A memory-safe Rust layout geometry kernel: read/write GDSII, do polygon boolean operations, and flatten a cell hierarchy — the substrate the other layout-side tools ride on.
Vyges open EDA tools. Commercial-grade silicon capability, built on open standards and plain file formats — accessible to everyone.
vyges-layoutis the geometry kernel under LVS extraction, DRC, fill, and the chip viewer.
Docs: docs.vyges.com — this engine's chapter and the
cross-engine integration guide. In-repo:
docs/engines-integration.md,
docs/kernel-notes.md. Integrating and need help? → https://vyges.com/contact.
Everything on the layout side is geometry: LVS device extraction (GDS → devices +
nets), DRC (width/spacing), metal fill, and viewing a die — they all need to read
GDSII, do boolean operations on shapes, and flatten hierarchy. The open peers
(KLayout's database, gdstk) are excellent but C++; vyges-layout is the clean-room,
memory-safe Rust kernel, so the Vyges layout tools (and the chip viewer) build on a
single, auditable, std-only base — and it's the dependency that unblocks
vyges-lvs native extraction.
cargo build --release # std-only, no external deps
vyges-layout info block.gds # cells, layers, areas, bbox
vyges-layout info block.gds --json
vyges-layout boolean block.gds --top top --op and --a 67/20 --b 68/20 --out 100/0 -o and.gds
vyges-layout flatten block.gds --top top -o flat.gds
vyges-layout demo # built-in, no files
# `L/D` is layer/datatype; boolean ops: and · or · not (A−B) · xor
# common flags: -o FILE · --json · -q/--quiet · -v/--verbose · -h/--help · -V/--versionA runnable example is generated by cargo run --example gen (committed as
examples/two_box.gds): two overlapping metal boxes (for boolean) + two placements of
a leaf cell (for flatten).
The kernel is pure geometry: layers, datatypes, and polygons. Nothing in read/write,
boolean, or flatten knows or cares whether a shape is a standard cell or an analog
device — so vyges-layout applies to digital, analog, and mixed-signal layouts
identically.
- Digital:
examples/two_box.gds— overlapping metal boxes + a placed leaf cell. - Analog:
examples/analog/— a non-standard-cell block (a guard ring, a MIM capacitor, and a poly resistor snake).tests/analog.rsproves (a) the GDS write→read round-trips every shape and vertex exactly, and (b) a boolean across two layers is correct: MIM top-plateANDbottom-plate = the exact cap-overlap rectangle, andORof the two guard-ring halves reunites the full rectilinear ring.

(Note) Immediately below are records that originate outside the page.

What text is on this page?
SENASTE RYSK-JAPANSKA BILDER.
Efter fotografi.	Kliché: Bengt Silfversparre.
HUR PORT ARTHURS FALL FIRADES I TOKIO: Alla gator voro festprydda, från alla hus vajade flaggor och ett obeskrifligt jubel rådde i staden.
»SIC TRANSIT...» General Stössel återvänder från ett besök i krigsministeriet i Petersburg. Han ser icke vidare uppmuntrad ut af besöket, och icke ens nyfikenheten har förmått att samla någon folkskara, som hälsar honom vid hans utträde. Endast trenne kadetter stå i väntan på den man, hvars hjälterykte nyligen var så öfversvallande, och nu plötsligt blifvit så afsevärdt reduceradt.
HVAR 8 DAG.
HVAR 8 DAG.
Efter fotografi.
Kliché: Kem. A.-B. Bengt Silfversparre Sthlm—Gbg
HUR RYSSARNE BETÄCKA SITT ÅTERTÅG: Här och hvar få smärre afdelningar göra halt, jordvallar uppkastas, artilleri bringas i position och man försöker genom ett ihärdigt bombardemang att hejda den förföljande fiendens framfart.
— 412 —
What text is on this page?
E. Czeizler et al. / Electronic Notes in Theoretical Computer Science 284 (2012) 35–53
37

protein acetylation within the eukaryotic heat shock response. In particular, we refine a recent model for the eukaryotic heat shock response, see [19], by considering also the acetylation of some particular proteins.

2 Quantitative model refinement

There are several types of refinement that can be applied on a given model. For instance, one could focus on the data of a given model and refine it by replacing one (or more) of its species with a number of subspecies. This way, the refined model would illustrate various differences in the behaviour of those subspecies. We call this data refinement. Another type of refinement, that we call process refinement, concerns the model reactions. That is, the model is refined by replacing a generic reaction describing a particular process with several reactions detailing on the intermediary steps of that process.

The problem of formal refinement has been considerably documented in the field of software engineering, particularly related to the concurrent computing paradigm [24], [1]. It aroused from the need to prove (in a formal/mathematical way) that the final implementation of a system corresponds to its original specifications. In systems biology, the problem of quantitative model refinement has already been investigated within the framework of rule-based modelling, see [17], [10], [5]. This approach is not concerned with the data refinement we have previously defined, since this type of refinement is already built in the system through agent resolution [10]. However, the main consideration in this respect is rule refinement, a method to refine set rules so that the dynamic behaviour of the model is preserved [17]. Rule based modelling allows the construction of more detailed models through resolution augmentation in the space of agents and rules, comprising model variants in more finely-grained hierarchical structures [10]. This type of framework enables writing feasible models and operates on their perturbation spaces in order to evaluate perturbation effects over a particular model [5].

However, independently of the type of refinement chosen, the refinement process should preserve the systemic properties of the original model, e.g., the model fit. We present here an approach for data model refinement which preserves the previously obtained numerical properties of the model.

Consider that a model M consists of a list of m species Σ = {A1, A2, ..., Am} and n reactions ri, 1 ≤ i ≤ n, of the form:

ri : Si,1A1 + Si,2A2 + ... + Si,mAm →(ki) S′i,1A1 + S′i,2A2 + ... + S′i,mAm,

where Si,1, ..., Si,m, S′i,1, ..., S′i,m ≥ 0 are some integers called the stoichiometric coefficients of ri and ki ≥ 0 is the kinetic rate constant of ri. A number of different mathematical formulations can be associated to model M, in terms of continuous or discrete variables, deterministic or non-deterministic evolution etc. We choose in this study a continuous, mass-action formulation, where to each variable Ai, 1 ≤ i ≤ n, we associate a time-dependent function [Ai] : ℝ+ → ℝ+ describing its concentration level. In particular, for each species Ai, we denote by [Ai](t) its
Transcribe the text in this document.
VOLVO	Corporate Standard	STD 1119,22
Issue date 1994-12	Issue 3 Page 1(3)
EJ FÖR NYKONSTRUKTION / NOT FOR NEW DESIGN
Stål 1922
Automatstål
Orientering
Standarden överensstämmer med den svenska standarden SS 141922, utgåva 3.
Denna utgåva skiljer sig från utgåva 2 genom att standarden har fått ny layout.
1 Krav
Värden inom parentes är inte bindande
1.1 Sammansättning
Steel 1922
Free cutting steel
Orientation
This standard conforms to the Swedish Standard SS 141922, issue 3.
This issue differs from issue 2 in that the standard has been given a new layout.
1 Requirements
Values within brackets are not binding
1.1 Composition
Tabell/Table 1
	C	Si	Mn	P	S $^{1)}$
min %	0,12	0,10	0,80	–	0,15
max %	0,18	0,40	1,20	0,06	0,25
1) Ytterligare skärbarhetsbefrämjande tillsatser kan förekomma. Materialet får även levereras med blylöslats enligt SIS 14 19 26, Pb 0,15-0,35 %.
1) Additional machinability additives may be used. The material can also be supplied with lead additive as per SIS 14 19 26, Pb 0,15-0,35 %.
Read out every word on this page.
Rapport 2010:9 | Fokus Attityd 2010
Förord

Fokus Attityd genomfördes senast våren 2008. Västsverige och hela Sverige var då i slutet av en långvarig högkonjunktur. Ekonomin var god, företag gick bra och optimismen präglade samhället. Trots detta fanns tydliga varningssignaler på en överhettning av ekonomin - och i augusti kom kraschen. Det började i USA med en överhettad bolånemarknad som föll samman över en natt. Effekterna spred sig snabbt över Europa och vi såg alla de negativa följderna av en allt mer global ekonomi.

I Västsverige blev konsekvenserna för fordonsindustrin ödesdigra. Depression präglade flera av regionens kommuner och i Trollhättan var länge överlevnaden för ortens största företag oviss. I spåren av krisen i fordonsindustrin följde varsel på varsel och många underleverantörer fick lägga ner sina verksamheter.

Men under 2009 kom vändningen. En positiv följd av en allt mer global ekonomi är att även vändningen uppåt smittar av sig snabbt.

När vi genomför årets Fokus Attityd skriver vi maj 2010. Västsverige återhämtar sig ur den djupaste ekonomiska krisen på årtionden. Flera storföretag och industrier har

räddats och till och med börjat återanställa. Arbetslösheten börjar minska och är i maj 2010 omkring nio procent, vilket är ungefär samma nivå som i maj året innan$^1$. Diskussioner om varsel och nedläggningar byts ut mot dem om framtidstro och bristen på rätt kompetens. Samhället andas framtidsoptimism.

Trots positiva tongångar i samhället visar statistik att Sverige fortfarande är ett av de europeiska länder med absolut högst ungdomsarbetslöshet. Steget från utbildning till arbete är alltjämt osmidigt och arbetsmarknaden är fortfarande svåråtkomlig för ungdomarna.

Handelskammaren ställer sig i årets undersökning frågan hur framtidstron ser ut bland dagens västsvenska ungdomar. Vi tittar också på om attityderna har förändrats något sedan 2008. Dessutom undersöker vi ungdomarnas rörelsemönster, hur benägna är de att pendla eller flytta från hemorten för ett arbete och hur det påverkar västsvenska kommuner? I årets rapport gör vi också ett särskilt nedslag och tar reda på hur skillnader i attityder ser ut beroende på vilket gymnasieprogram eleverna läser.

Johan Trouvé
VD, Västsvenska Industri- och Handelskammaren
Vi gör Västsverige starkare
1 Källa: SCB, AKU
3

cargo run --example gen_analog # (re)writes examples/analog/analog.gds
cargo test --test analog # round-trip + cross-layer boolean on the analog blockThe v0 boolean is Manhattan (rectilinear, exact on integer DBU) — that bound is about the geometry (general-angle clipping is the depth pass), not about the design domain; the analog shapes above are rectilinear and handled exactly.
- GDSII read/write — round-trips a library (BOUNDARY/PATH/SREF/AREF/BOX; the GDS real format for units). This replaces the vendored JS GDS parser in the chip viewer.
info— cells, per-cell element counts, layers present, per-layer boundary count and area, in text or JSON.- boolean — AND / OR / NOT / XOR between two layers via a vertical scanline on rectilinear polygons (rectangles, L-shapes, holey/overlapping Manhattan shapes; integer coordinates → exact), output to a layer.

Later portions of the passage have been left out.